ところが次の瞬間、彼の頭に、ある画期的な考えがひらめいたのです。
大男でも500mLは多すぎるんだから……
「そうか。こんな大男の僕ですら、500mLのペットボトルを余らせてしまう。だったら、世の女性たちも同じように、あるいは僕以上に、罪悪感を感じつつ“残った分”を捨てているシーンがあるのでは?」
朝は1日の準備に追われ、何かと忙しいはず。ですが小林さんは、朝のそのひらめきを無駄にはしませんでした。
その日一日、東京・山手線などを使った移動中に、あるいは駅の自動販売機の前で、おもに女性たちがどのようなシーンで飲料を買い、飲み、持ち歩くペットボトルやステンレスボトルがどれぐらい減っていそうかを、ひたすら「観察(マーケティングで言う、エスノグラフィ)」し続けたのです。
商談の合間の街歩きでも、犬を散歩させたり、ウォーキングしたりするシニア女性が目に入ったとのこと。

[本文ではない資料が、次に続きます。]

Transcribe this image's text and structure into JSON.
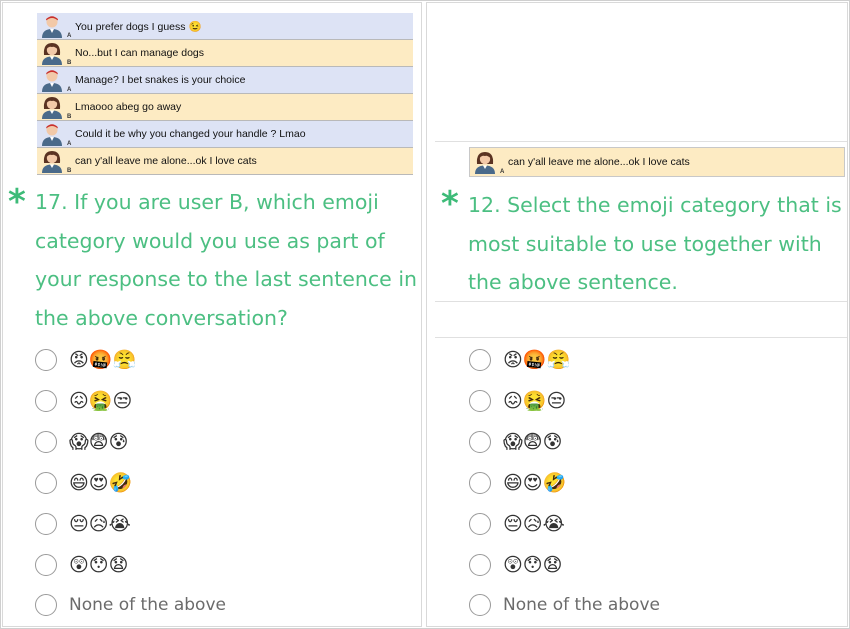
{
  "left": {
    "chat": [
      {
        "user": "A",
        "text": "You prefer dogs I guess 😉"
      },
      {
        "user": "B",
        "text": "No...but I can manage dogs"
      },
      {
        "user": "A",
        "text": "Manage? I bet snakes is your choice"
      },
      {
        "user": "B",
        "text": "Lmaooo abeg go away"
      },
      {
        "user": "A",
        "text": "Could it be why you changed your handle ? Lmao"
      },
      {
        "user": "B",
        "text": "can y'all leave me alone...ok I love cats"
      }
    ],
    "required_mark": "*",
    "question": [
      "17. If you are user B, which emoji",
      "category would you use as part of",
      "your response to the last sentence in",
      "the above conversation?"
    ],
    "options": [
      "😡🤬😤",
      "😖🤮😒",
      "😱😨😰",
      "😄😍🤣",
      "😔😥😭",
      "😲😯😧",
      "None of the above"
    ]
  },
  "right": {
    "chat": [
      {
        "user": "A",
        "text": "can y'all leave me alone...ok I love cats"
      }
    ],
    "required_mark": "*",
    "question": [
      "12. Select the emoji category that is",
      "most suitable to use together with",
      "the above sentence."
    ],
    "options": [
      "😡🤬😤",
      "😖🤮😒",
      "😱😨😰",
      "😄😍🤣",
      "😔😥😭",
      "😲😯😧",
      "None of the above"
    ]
  },
  "colors": {
    "accent": "#4cbf82",
    "user_a_row": "#dde3f5",
    "user_b_row": "#fdebc3"
  }
}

「散歩もウォーキングも、せいぜい30分~1時間程度でしょう。彼女たちにとっては、通勤や散歩、ウォーキングなどの際に持ち歩きやすい、つまりバッグやポケットにスッと収まるサイズ感やデザインのほうが、メリットが大きいと確信しました」(小林さん)
誰もが気づきそうで気づかなかった盲点
そこからは、頭の中でどんどん発想を膨らませたと言います。
――東京の通勤時間は、平均で約1時間。最近は、会社など勤務先にウォーターサーバーやコーヒーマシンがあるケースも多い。だとすれば、せいぜい片道(1時間程度)に飲む分の飲料が入れば、帰りの分はどこかで「注ぎ足し」すれば良いのでは?――
――僕でさえ、一度に飲みきれるサイズは、「オロナミンC」(大塚製薬)や「リポビタンD」(大正製薬)程度。ステンレスボトルも、これと同じぐらいの容量(約120mL)で十分なのでは?――
さらに翌日、小林さんは1枚のラフスケッチを書き上げました。その時点で、既にラフには「Pocket+(プラス)Little+Botle=POKETLE」のネーミングが。
同時に、ポケトルの核となる次のコンセプト、すなわち「ポケットに入る日本最小サイズで、必要な分だけ注ぎ足しでき、通勤や散歩の際に便利な商品」であることも、きちんと記されていました。小林さんの「朝の気づき」から、わずか2日後のことです。
社内の反対意見を克服した3つのポイント
もしかすると、こう考える人もいるかもしれません。「小林さんは、自身で起業した会社の代表だから、その企画をすぐ実行に移せたんでしょう」と。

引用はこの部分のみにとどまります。